Depois, ainda tem a África, um continente em movimento.
Àquela africana é uma imigração em parte ambiental, em parte econômica e em parte devida à instabilidade. A ideia de bloqueá-los na fronteira ou de descarregá-los em países de primeiro acolhimento é insana.
O governo aposta nos migration compact, o senhor concorda com isso?
É uma política justa. Sempre tive a convicção que existe uma irresponsabilidade dos governantes africanos em relação aos seus migrantes. Você já viu um presidente africano ajoelhar-se aqui em Lampedusa frente às próprias vítimas? A imigração é uma válvula de escape para esses países, inclusive porque os migrantes financiam uma parte das economias locais com suas remessas. Os resultados dos investimentos prometidos nos países africanos não serão percebidos antes de uma, talvez duas, gerações.
Enquanto isso, contudo, pede-se para estancar imediatamente as migrações. Serei mais otimista. Não falo que os migration compact são a solução, mas é preciso multiplicar a cooperação e responsabilizar os governos africanos pela sensibilização das gerações mais jovens.
Na África vive-se um permanente 1968 e os jovens sem emprego são um elemento de instabilidade para os governos, para os quais a melhor solução é mandá-los embora. Mas esse é um sistema antidemocrático que coloca em risco a vida das pessoas. Conheço jovens africanos e sei que a escolha de ir embora, de atravessar o deserto, representa uma espécie de revolta contra nações que são madrastas, porque querem viver melhor de como vivem. É a revolta dos jovens.
Sem esquecer que existem também muitas pessoas que são obrigadas a fugir. Basta pensar na Nigéria, no Chifre da África, na Somália, ali estão fugindo da guerra.

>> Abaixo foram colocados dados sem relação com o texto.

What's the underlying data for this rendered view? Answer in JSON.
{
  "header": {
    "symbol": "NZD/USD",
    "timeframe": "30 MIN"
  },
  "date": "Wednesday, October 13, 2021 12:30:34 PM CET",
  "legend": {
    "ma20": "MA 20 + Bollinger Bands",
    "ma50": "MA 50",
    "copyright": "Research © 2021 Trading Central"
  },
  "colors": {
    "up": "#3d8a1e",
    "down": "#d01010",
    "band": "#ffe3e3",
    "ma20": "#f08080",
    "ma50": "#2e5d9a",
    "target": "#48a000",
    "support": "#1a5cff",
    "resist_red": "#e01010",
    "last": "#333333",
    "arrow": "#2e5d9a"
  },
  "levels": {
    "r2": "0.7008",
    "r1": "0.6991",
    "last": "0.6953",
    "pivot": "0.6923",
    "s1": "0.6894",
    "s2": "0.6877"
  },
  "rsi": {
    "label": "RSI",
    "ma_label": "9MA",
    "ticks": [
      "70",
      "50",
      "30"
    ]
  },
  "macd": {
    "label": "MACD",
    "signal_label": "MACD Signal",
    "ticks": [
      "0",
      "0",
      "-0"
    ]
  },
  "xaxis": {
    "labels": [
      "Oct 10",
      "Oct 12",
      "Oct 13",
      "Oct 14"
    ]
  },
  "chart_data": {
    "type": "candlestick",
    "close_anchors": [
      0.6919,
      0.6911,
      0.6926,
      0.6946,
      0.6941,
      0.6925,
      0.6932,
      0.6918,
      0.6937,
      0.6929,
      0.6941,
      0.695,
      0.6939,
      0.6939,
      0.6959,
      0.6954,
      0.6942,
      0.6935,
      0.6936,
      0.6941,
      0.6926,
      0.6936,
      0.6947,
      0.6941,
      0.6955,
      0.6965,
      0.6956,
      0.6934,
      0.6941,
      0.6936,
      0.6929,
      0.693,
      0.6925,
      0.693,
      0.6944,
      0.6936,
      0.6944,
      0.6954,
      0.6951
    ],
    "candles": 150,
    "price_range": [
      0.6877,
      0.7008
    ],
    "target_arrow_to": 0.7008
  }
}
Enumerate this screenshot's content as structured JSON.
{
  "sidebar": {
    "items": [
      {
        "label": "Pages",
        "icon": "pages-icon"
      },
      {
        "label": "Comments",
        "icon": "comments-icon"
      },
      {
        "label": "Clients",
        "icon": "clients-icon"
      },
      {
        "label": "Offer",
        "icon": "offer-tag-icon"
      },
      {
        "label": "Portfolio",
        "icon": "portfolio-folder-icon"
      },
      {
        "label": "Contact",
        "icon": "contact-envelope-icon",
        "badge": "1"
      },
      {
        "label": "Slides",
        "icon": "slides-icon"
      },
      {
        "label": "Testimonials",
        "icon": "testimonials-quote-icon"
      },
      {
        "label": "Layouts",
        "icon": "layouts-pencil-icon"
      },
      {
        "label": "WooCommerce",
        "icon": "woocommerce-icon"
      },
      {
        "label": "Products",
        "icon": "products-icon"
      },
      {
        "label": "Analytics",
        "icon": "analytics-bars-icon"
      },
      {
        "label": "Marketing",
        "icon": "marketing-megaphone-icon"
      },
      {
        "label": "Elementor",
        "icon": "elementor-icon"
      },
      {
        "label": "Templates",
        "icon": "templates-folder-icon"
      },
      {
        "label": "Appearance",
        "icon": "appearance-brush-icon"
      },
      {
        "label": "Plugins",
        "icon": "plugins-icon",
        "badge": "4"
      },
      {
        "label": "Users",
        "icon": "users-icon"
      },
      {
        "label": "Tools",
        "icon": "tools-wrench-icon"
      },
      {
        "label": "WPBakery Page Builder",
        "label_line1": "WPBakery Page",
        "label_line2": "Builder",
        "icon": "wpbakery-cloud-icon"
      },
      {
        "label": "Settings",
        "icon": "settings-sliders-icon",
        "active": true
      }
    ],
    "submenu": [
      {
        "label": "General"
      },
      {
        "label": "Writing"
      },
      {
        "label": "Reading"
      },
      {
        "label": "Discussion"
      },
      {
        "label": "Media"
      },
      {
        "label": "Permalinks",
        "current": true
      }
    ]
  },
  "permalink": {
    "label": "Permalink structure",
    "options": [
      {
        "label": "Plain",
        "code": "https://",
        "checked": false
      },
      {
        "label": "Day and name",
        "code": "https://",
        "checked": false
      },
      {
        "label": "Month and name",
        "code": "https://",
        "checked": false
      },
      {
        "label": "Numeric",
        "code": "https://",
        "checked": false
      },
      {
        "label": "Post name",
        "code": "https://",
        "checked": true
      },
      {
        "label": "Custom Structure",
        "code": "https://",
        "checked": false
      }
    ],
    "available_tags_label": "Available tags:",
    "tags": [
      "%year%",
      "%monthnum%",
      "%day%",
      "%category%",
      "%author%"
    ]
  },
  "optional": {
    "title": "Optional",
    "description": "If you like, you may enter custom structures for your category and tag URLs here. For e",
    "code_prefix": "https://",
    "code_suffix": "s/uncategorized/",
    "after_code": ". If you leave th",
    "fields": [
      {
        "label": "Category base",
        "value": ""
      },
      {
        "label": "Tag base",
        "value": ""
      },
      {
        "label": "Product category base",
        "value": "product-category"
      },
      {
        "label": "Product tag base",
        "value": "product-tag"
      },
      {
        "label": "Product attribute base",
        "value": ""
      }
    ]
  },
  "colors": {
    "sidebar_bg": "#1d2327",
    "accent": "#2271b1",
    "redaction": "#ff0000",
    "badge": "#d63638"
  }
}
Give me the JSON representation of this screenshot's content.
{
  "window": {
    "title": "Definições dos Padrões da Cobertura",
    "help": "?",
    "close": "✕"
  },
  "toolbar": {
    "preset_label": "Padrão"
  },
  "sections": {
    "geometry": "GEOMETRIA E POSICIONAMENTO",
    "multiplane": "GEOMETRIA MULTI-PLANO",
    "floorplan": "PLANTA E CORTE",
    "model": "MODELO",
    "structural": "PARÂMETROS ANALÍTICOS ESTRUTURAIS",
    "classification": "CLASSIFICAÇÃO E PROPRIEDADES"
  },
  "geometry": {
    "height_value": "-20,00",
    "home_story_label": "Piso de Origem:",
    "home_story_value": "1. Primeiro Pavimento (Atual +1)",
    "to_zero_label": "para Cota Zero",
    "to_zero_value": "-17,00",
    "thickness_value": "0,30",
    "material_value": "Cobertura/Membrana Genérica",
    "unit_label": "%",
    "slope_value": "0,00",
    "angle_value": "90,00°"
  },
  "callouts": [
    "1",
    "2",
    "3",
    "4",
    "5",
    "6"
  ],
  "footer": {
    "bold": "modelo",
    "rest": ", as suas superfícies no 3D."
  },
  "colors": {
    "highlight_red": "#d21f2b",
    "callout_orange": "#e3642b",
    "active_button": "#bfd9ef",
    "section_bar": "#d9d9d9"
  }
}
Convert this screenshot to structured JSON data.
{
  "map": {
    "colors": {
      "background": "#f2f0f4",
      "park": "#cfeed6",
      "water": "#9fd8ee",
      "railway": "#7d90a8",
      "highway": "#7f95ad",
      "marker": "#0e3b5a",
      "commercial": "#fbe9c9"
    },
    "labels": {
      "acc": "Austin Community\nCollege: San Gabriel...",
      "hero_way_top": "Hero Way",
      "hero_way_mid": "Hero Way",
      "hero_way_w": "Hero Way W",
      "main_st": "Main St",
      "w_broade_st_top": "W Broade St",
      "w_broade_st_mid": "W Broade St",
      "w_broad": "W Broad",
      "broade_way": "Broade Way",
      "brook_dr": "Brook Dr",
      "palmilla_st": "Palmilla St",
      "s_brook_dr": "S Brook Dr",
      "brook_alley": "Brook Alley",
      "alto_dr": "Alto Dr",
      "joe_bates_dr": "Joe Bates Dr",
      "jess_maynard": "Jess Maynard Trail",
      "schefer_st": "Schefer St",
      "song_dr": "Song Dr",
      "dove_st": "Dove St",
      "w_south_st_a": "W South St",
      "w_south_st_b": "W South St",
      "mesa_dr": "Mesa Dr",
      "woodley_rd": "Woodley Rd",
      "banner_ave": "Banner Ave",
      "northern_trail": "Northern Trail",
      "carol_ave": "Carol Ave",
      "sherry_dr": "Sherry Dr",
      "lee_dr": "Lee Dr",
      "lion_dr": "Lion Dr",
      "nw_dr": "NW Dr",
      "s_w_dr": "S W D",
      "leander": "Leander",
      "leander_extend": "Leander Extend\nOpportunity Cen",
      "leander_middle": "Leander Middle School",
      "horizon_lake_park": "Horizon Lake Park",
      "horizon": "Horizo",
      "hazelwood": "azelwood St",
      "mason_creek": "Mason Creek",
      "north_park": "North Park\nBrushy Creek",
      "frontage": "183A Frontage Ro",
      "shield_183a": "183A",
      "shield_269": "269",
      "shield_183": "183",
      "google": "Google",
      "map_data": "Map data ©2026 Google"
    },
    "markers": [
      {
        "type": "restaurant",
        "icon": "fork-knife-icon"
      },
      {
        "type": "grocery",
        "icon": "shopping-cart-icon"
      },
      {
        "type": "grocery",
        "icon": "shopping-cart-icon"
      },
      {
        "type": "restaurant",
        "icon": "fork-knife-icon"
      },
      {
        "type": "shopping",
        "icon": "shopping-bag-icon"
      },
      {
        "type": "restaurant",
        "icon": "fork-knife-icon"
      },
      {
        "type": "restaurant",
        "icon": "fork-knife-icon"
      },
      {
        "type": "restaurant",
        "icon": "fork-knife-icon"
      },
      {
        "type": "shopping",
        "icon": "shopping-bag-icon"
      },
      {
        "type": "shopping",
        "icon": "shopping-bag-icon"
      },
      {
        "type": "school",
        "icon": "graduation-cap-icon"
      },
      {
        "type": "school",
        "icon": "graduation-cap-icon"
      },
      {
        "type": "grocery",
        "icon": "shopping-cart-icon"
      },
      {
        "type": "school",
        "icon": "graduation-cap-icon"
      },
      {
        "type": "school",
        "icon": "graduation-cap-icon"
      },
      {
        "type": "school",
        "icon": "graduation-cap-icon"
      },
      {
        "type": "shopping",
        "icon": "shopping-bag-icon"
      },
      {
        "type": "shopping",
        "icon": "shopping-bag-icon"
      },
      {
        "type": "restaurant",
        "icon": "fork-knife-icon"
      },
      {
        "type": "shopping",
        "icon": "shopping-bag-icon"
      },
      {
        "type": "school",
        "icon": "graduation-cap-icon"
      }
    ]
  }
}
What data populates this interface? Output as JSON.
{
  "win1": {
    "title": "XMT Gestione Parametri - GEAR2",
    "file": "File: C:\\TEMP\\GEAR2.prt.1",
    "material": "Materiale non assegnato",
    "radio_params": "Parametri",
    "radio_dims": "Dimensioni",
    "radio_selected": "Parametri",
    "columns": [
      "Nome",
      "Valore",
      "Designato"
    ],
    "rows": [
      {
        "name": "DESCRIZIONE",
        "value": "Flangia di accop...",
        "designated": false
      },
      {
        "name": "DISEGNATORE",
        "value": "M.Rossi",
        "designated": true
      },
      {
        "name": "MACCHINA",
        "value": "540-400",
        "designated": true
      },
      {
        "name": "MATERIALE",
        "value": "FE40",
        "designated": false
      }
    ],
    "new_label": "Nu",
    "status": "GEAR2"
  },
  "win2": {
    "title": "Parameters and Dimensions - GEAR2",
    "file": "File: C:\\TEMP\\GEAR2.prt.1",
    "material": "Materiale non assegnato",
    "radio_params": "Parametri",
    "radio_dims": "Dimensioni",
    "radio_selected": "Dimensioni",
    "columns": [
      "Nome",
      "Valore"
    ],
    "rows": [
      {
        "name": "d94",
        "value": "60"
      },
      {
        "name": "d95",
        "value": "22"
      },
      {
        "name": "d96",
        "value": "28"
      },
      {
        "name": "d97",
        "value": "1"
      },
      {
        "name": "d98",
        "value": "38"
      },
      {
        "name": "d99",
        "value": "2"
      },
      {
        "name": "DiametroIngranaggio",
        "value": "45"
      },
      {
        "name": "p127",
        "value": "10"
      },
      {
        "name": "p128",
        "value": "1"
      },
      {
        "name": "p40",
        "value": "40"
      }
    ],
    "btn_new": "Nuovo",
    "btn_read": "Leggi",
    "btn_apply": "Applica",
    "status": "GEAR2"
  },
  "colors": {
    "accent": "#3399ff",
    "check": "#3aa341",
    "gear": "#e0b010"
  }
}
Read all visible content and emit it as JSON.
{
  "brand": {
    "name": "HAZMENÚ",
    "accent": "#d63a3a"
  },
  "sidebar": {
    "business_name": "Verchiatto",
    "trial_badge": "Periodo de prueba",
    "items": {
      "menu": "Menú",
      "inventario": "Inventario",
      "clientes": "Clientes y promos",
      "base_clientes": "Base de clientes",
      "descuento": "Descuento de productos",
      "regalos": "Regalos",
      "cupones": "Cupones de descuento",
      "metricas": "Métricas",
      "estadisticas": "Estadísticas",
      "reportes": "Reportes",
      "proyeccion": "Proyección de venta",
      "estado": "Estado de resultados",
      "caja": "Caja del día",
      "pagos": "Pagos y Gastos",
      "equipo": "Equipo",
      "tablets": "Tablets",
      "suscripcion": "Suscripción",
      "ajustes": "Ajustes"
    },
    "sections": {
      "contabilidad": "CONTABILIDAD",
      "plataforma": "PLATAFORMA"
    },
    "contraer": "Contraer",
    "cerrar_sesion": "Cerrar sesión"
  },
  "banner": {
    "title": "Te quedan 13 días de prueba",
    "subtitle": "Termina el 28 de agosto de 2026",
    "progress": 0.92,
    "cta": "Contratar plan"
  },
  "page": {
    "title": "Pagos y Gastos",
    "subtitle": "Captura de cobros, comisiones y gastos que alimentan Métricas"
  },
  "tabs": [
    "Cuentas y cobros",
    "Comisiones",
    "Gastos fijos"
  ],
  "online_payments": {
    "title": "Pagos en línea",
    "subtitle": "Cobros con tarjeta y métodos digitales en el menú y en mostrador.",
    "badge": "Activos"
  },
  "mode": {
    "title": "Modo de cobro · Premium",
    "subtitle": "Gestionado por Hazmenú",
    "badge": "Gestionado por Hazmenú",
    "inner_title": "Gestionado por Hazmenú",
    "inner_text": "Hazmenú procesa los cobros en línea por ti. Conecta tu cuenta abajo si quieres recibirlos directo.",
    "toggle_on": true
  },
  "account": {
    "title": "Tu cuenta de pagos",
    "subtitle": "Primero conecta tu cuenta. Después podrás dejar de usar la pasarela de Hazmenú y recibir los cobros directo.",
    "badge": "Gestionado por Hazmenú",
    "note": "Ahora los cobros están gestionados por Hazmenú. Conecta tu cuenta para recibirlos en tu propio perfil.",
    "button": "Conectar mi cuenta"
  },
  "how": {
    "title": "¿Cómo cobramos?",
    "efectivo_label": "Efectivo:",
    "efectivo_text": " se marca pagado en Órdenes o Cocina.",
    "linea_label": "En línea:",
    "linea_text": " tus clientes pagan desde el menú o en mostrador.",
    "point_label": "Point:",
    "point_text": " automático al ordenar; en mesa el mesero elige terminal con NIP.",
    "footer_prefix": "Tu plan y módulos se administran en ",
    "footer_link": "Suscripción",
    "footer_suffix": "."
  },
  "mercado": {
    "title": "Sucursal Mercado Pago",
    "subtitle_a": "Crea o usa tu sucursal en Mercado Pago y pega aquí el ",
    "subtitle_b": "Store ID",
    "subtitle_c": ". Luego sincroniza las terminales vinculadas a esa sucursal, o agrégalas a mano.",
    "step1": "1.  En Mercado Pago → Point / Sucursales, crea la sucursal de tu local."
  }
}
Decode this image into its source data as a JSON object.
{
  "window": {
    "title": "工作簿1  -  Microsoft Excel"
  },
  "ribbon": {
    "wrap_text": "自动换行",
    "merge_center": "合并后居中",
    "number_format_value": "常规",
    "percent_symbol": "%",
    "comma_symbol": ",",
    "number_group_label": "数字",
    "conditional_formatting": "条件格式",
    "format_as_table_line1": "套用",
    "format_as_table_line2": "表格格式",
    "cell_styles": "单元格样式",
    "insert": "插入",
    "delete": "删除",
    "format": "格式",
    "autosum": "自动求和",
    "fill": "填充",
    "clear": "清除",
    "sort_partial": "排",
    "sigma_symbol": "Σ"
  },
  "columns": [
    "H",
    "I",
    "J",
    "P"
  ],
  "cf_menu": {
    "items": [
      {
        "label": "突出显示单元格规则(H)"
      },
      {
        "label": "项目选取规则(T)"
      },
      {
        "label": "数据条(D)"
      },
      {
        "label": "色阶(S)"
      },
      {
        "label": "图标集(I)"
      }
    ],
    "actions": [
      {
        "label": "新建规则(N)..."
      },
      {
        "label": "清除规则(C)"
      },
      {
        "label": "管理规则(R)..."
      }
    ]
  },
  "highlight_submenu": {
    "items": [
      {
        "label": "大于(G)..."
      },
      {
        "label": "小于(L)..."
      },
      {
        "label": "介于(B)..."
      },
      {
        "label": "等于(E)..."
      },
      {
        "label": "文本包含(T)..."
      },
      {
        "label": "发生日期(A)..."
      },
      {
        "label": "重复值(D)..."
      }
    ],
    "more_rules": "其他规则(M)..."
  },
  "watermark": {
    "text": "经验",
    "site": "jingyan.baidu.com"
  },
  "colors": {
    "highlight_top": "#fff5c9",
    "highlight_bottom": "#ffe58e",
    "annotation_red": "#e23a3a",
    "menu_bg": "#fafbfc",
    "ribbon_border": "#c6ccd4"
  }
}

Essa revolução não vai parar em um ano, mas uma política europeia de cooperação é uma direção correta. Europa e África não têm destinos separados e o destino da África vai nos afetar. A reforma de Dublin será uma das primeiras questões que a União Europeia deverá enfrentar em 2017. Por enquanto não se vislumbra nada de bom. Estamos num momento em que a União Europeia custa a existir. Dublin como está agora é substancialmente o acordo de quem não vive o espírito da União.
Por outro canto, muitos estados entenderam que é em relação à imigração que se vencem ou perdem eleições, portanto não querem socializar um problema como este. É essa a crise dramática da Europa. Mas não é só Dublin que preocupa, reforma míope, mas os muros do leste europeu a partir da Hungria. Quando em março iremos celebrar os Tratados de Roma teremos que dizer o que é para nós a Europa.
Enquanto isso, a crise dos migrantes tem produzido o avanço prepotente dos populismos na Europa. Isso ocorreu principalmente porque no passado uma política de esquerda ou de centro-esquerda quis esconder a questão dos migrantes, pensando que fosse melhor não falar a respeito para não perder votos. É verdade, votos são perdidos, mas é preciso ter a coragem de falar com toda clareza que nós precisamos dos migrantes porque temos um vazio demográfico inacreditável. Países que se fecham como a Hungria, daqui a poucos anos serão velhos e terão que convidar migrantes para própria terra. Não terão mais, contudo, a capacidade de integração porque serão países de idosos, portanto serão conquistados.
No que se refere aos migrantes, a única notícia boa de 2016 são os corredores humanitários que Santo Egídio organiza junto com a Federação das igrejas evangélicas e a Tavola Valdense.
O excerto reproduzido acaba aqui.